Thursday, May 7, 2015

Postcards from Addis

It’s been about a year since I went to Ethiopia. As part of a University of Michigan sponsored effort (EM-PACE), I spent a month teaching two post-graduate classes at the Addis Ababa Institute of Technology (AAIT) and got to see, eat, and do some pretty cool stuff. I had a bunch of thoughts while I was there and even managed to write some of them down, but as you can probably tell, never quite fit everything together into a post (or posts) that I was happy with.
Welcome to Atlanta Addis Ababa
Instead, you guys get something else: sports!

During my first week in the city I noticed that an inordinate number of people were wearing jersey, kits, and other team paraphernalia. These guys weren’t repping the likes of the Ethiopian Rugby Premiership either: there was Michael Jordan, Detroit Pistons, Xavier Musketeers, and John Cena to name a few. Even the Toronto Argonauts and Phoenix Coyotes were getting love from people who had never seen ice much less a golden fleece.

At the moment, I didn’t really care about how that life-size cutout of Weezy got on the side of a van, why Mexico gifted the country a giant stone head, whether some guy meant to paint his VW beetle to look like a winged helmet, or where one finds a The Format shirt in any country.* Instead, I recognized this for what it was: the chance to use a small, non-representative sample determine the collective tastes of a nation of nearly 100 million.** By keeping track of who was wearing what over my next three weeks in country, I hoped to compile a dataset that would let me answer questions like “who does Addis Ababa root for when Michigan plays Ohio State?"

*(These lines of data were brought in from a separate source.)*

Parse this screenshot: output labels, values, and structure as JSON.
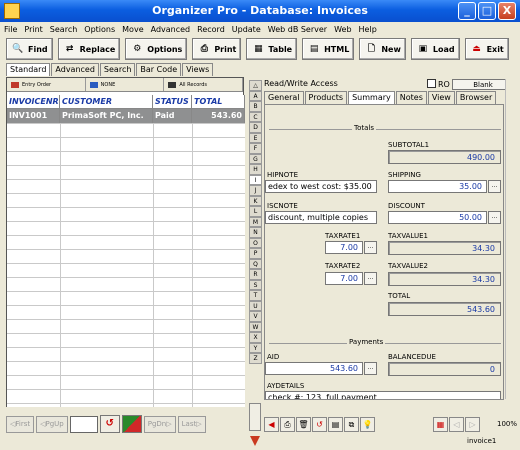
{
  "window": {
    "title": "Organizer Pro - Database: Invoices",
    "min": "_",
    "max": "□",
    "close": "X"
  },
  "menu": [
    "File",
    "Print",
    "Search",
    "Options",
    "Move",
    "Advanced",
    "Record",
    "Update",
    "Web dB Server",
    "Web",
    "Help"
  ],
  "toolbar": [
    {
      "label": "Find",
      "icon": "find-icon",
      "glyph": "🔍"
    },
    {
      "label": "Replace",
      "icon": "replace-icon",
      "glyph": "⇄"
    },
    {
      "label": "Options",
      "icon": "options-icon",
      "glyph": "⚙"
    },
    {
      "label": "Print",
      "icon": "print-icon",
      "glyph": "⎙"
    },
    {
      "label": "Table",
      "icon": "table-icon",
      "glyph": "▦"
    },
    {
      "label": "HTML",
      "icon": "html-icon",
      "glyph": "▤"
    },
    {
      "label": "New",
      "icon": "new-icon",
      "glyph": "🗋"
    },
    {
      "label": "Load",
      "icon": "load-icon",
      "glyph": "▣"
    },
    {
      "label": "Exit",
      "icon": "exit-icon",
      "glyph": "⏏"
    }
  ],
  "left_tabs": [
    "Standard",
    "Advanced",
    "Search",
    "Bar Code",
    "Views"
  ],
  "sortbar": [
    "Entry Order",
    "NONE",
    "All Records"
  ],
  "grid": {
    "columns": [
      "INVOICENR",
      "CUSTOMER",
      "STATUS",
      "TOTAL"
    ],
    "rows": [
      [
        "INV1001",
        "PrimaSoft PC, Inc.",
        "Paid",
        "543.60"
      ]
    ]
  },
  "left_nav": {
    "first": "First",
    "pgup": "PgUp",
    "pgdn": "PgDn",
    "last": "Last"
  },
  "letters": [
    "A",
    "B",
    "C",
    "D",
    "E",
    "F",
    "G",
    "H",
    "I",
    "J",
    "K",
    "L",
    "M",
    "N",
    "O",
    "P",
    "Q",
    "R",
    "S",
    "T",
    "U",
    "V",
    "W",
    "X",
    "Y",
    "Z"
  ],
  "access": "Read/Write Access",
  "ro_label": "RO",
  "blank_label": "Blank",
  "right_tabs": [
    "General",
    "Products",
    "Summary",
    "Notes",
    "View",
    "Browser"
  ],
  "summary": {
    "totals_label": "Totals",
    "subtotal1_label": "SUBTOTAL1",
    "subtotal1": "490.00",
    "shipnote_label": "HIPNOTE",
    "shipnote": "edex to west cost: $35.00",
    "shipping_label": "SHIPPING",
    "shipping": "35.00",
    "discnote_label": "ISCNOTE",
    "discnote": "discount, multiple copies",
    "discount_label": "DISCOUNT",
    "discount": "50.00",
    "taxrate1_label": "TAXRATE1",
    "taxrate1": "7.00",
    "taxvalue1_label": "TAXVALUE1",
    "taxvalue1": "34.30",
    "taxrate2_label": "TAXRATE2",
    "taxrate2": "7.00",
    "taxvalue2_label": "TAXVALUE2",
    "taxvalue2": "34.30",
    "total_label": "TOTAL",
    "total": "543.60",
    "payments_label": "Payments",
    "paid_label": "AID",
    "paid": "543.60",
    "balancedue_label": "BALANCEDUE",
    "balancedue": "0",
    "paydetails_label": "AYDETAILS",
    "paydetails": "check #: 123. full payment",
    "ellipsis": "..."
  },
  "zoom": "100%",
  "record_name": "invoice1",
  "colors": {
    "titlebar": "#0b5ee0",
    "grid_header": "#1a3aa6",
    "selected_row": "#8f9091",
    "value_text": "#1a3aa6"
  }
}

*I’m sure she doesn’t get it anyways.
**Fun fact: Ethiopia is the most populous landlocked nation in the world.
The important thing is that it came from the heart
It's not a cab but...hail?
H/t to Graham Billey for the pic
 So I bought a notebook and stuck a pencil in my hat and set a few simple rules:
  1. Each person could only account for one tally for one team so Real Madrid shorts and a T-shirt on the same person only netted one mark for Los Galacticos, not two.
  2. Tallies could only be accrued during active observation so if one of my travel mates came back with a cool story about a dude wearing a vintage 1996 Cheryl Swoops Houston Comets jersey I would have – to my eternal dismay – had to discount it.
  3. Made up teams would not have counted, but only because seeing a Space Jam jersey would have made my head explode before I was able to mark it down.
  4. Ethiopian national football (soccer) team jerseys were everywhere and didn’t count. 
It maybe wasn’t the most scientific thing I’ve ever done, but it certainly kept the 30-minute walk (or 10-minute, 5¢ taxi-van ride) to and from AAIT interesting.

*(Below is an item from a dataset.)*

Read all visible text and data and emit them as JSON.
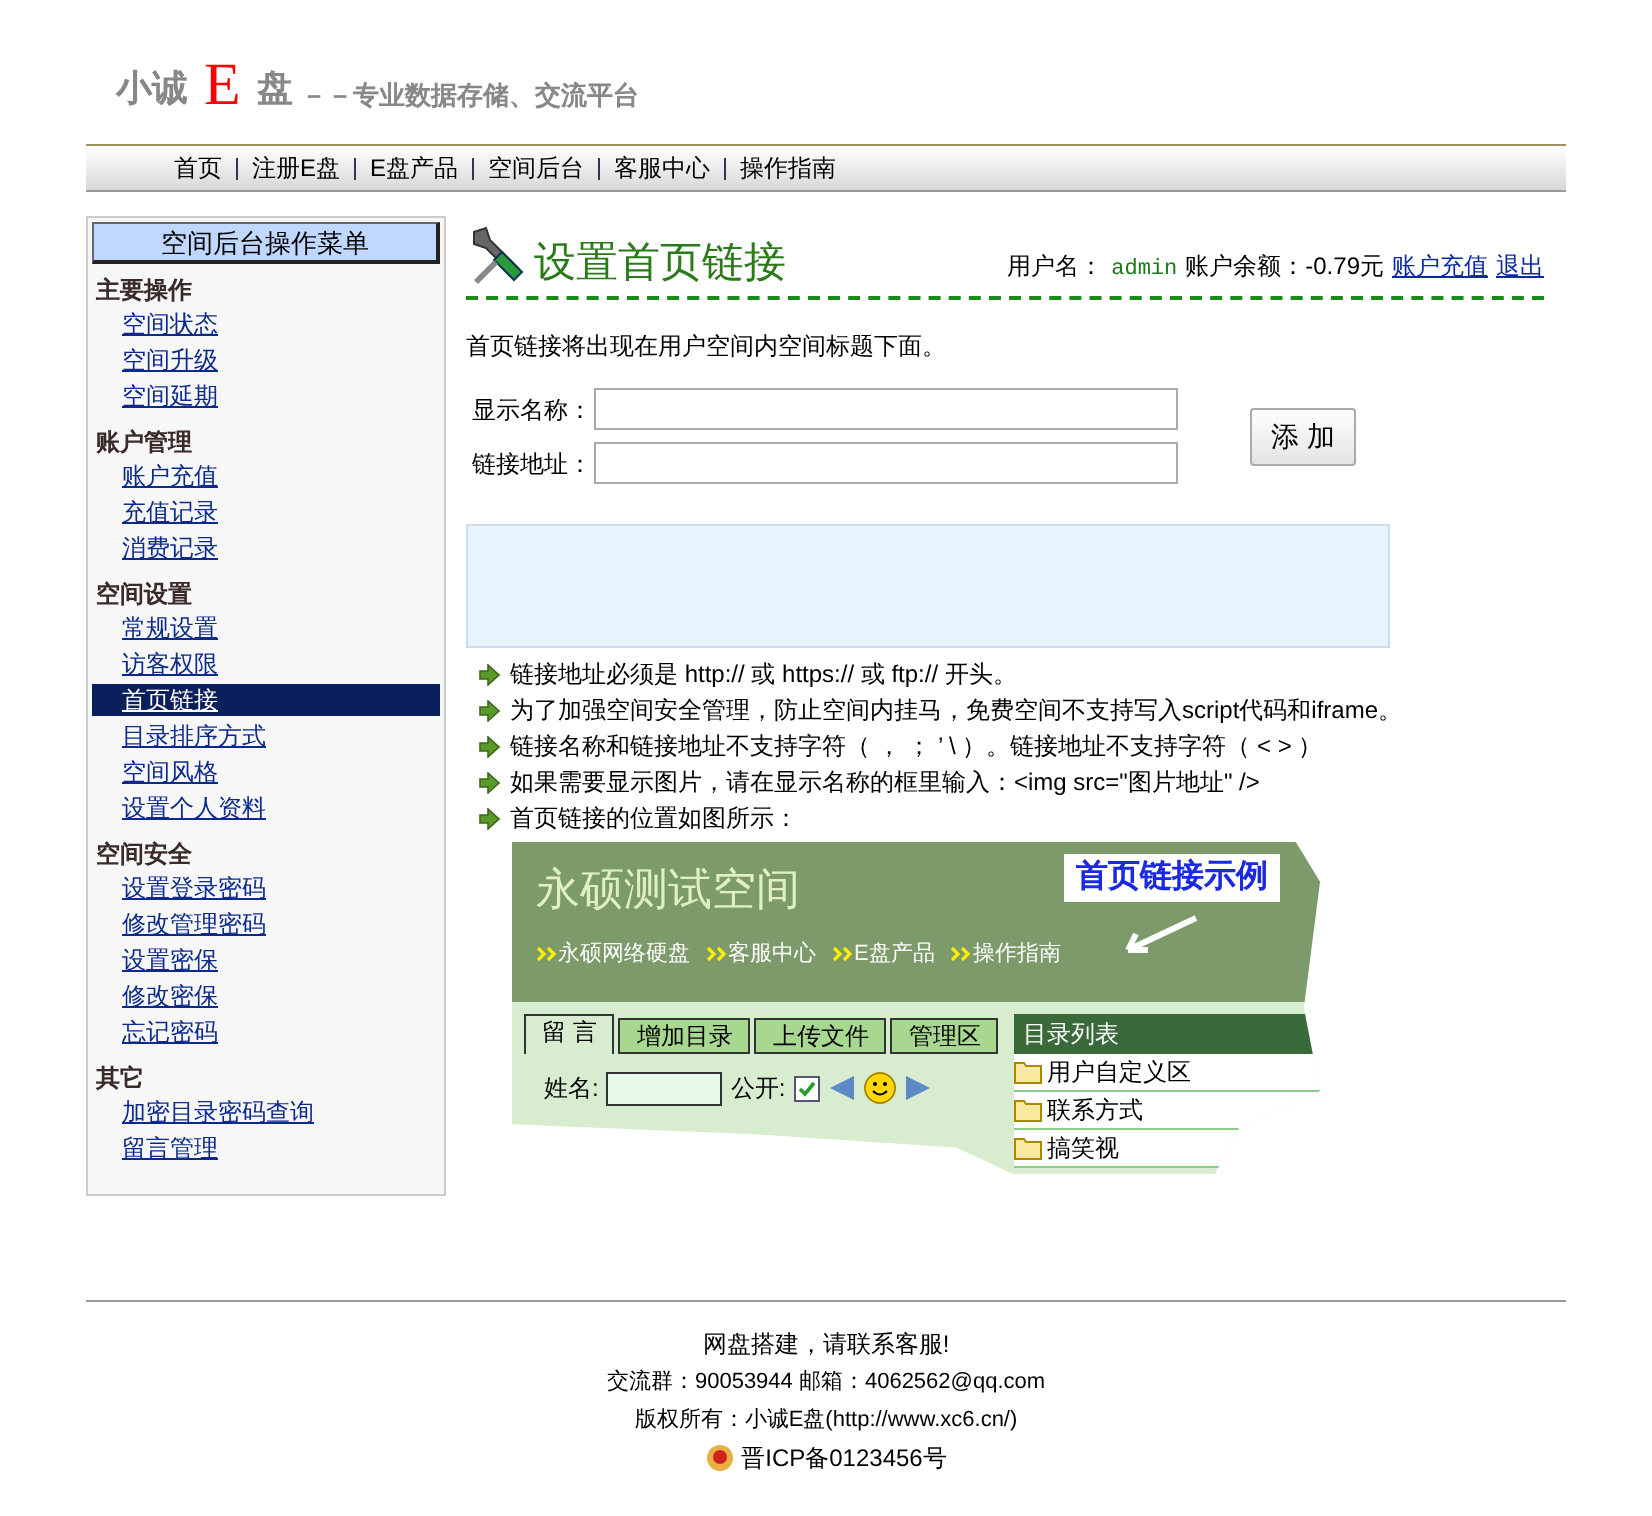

And oh the data! Behold, in all its raw and resplendent glory, the data by major category:
Even more dazzling (dizzying?), separated by individual teams:
So...this is embarassing. There's supposed to be a cool picture here (trust me)
(Click to embiggen)
The first takeaway should be that Addis Ababans le gusta mucho el futbol, though I was kind of surprised that baseball got so much love (especially compared to American football). The second should be that this a whole lot of stuff. A little easier to view with things broken up by category and normalized to those category totals:
(Click to embiggen)
Feel free to peruse and find your own interesting tidbits, but I’ll share a few of my own here as well.

Forgive and forget
Italy has the ignominious distinction of being the only country to try and fail to colonize an African nation. That also means Ethiopia has the honor of being one of the few places to successfully repel a European colonization attempt.* I thought some of that bad blood might show up in team swag, but AC Milan, Juventus, Inter, and the Italian national team all managed to pull some love in the capital city. Although certainly less support than British or Spanish footy, soccer in The Boot tied with international powerhouse Brazil for third most support in the category (and fourth most overall).

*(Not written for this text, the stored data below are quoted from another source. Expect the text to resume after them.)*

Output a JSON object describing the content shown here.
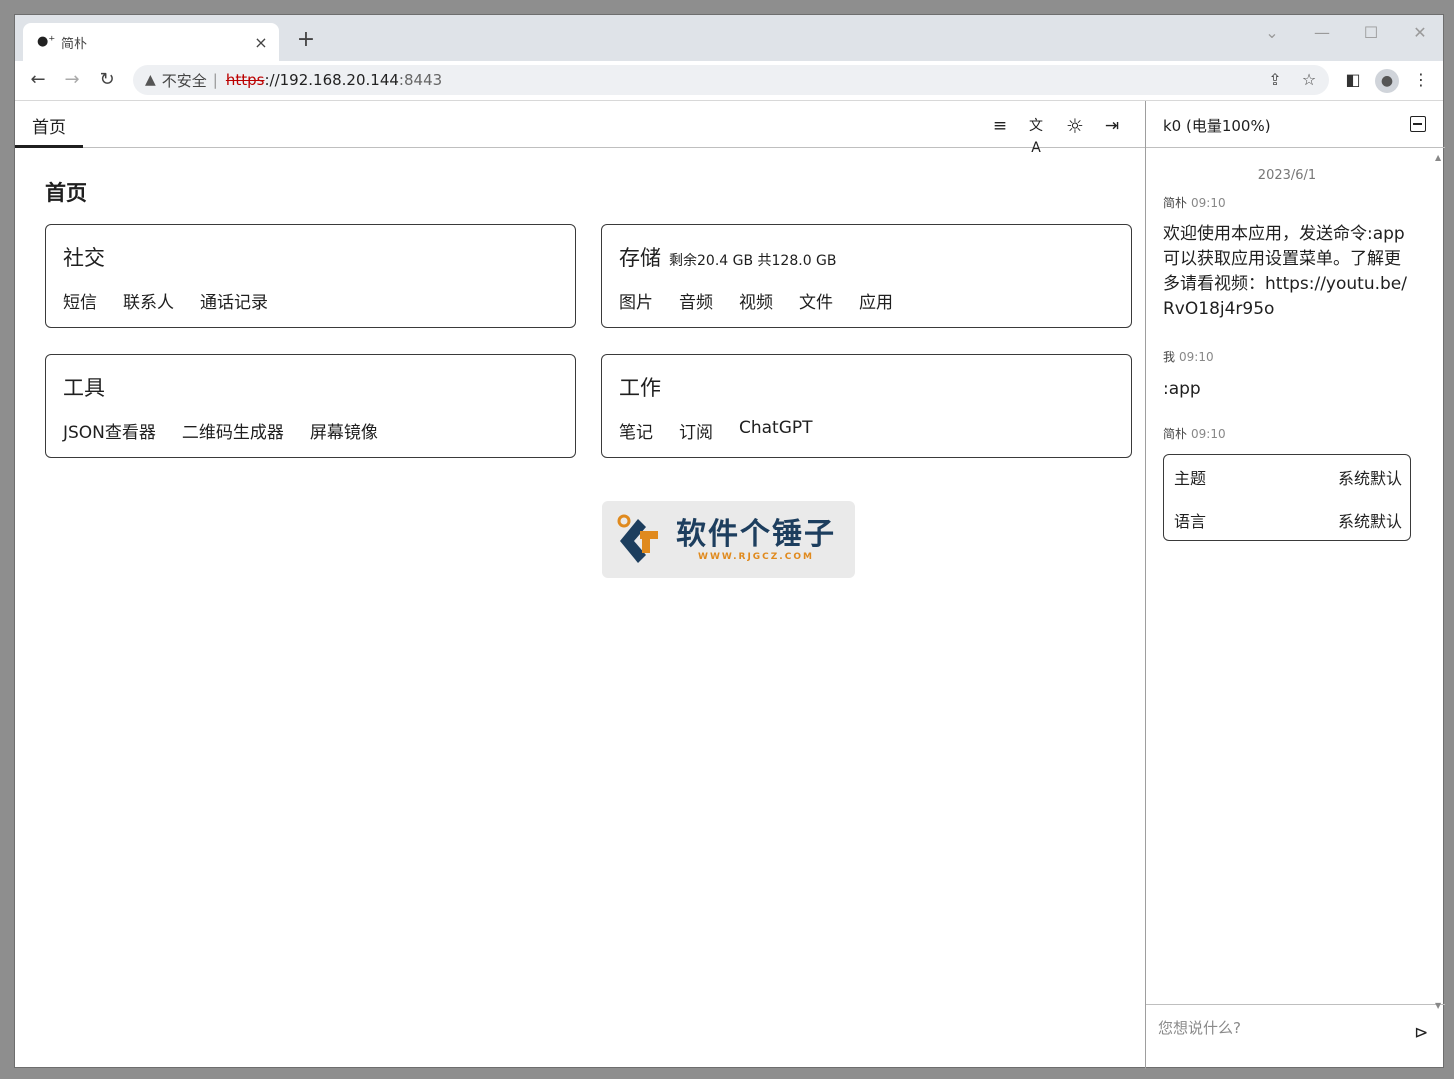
{
  "browser": {
    "tab_title": "简朴",
    "tab_close": "×",
    "new_tab": "+",
    "window_controls": {
      "chevron": "⌄",
      "minimize": "—",
      "maximize": "☐",
      "close": "✕"
    },
    "nav": {
      "back": "←",
      "forward": "→",
      "reload": "↻"
    },
    "address": {
      "warning_icon": "▲",
      "insecure": "不安全",
      "separator": "|",
      "scheme": "https",
      "host": "://192.168.20.144",
      "port": ":8443"
    },
    "icons": {
      "share": "⇪",
      "bookmark": "☆",
      "sidepanel": "◧",
      "profile": "●",
      "menu": "⋮"
    }
  },
  "app": {
    "tab_home": "首页",
    "top_icons": {
      "playlist": "≡",
      "translate": "文A",
      "theme": "☼",
      "logout": "⇥"
    },
    "page_title": "首页",
    "cards": [
      {
        "title": "社交",
        "subtitle": "",
        "links": [
          "短信",
          "联系人",
          "通话记录"
        ]
      },
      {
        "title": "存储",
        "subtitle": "剩余20.4 GB 共128.0 GB",
        "links": [
          "图片",
          "音频",
          "视频",
          "文件",
          "应用"
        ]
      },
      {
        "title": "工具",
        "subtitle": "",
        "links": [
          "JSON查看器",
          "二维码生成器",
          "屏幕镜像"
        ]
      },
      {
        "title": "工作",
        "subtitle": "",
        "links": [
          "笔记",
          "订阅",
          "ChatGPT"
        ]
      }
    ],
    "watermark": {
      "name": "软件个锤子",
      "url": "WWW.RJGCZ.COM"
    }
  },
  "chat": {
    "device": "k0 (电量100%)",
    "date": "2023/6/1",
    "messages": [
      {
        "sender": "简朴",
        "time": "09:10",
        "text": "欢迎使用本应用，发送命令:app可以获取应用设置菜单。了解更多请看视频：https://youtu.be/RvO18j4r95o"
      },
      {
        "sender": "我",
        "time": "09:10",
        "text": ":app"
      },
      {
        "sender": "简朴",
        "time": "09:10",
        "text": ""
      }
    ],
    "settings": [
      {
        "label": "主题",
        "value": "系统默认"
      },
      {
        "label": "语言",
        "value": "系统默认"
      }
    ],
    "input_placeholder": "您想说什么?",
    "send_icon": "⊳",
    "scroll_up": "▲",
    "scroll_down": "▼"
  }
}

*Or at least they did at the end of the 19th century. Mussolini’s invasion on the eve of WWII saw a slightly different result for the Abyssinians, but I’m going to relegate WWII-related conquests to a separate category (you’re welcome, France).

Ethiopian random is the best kind of random
Don’t take this as an endorsement of Mark Chmura – but let’s just say my roommates would have been beyond stoked to find someone repping the ex-Packer’s jersey in Haile Selassie’s city. Other wonderfully random sightings included the Confederacy (!?!), Wu Tang Clan, and a surprisingly strong showing from the Tennessee Volunteers and the Minnesota Golden Gophers. Go figure.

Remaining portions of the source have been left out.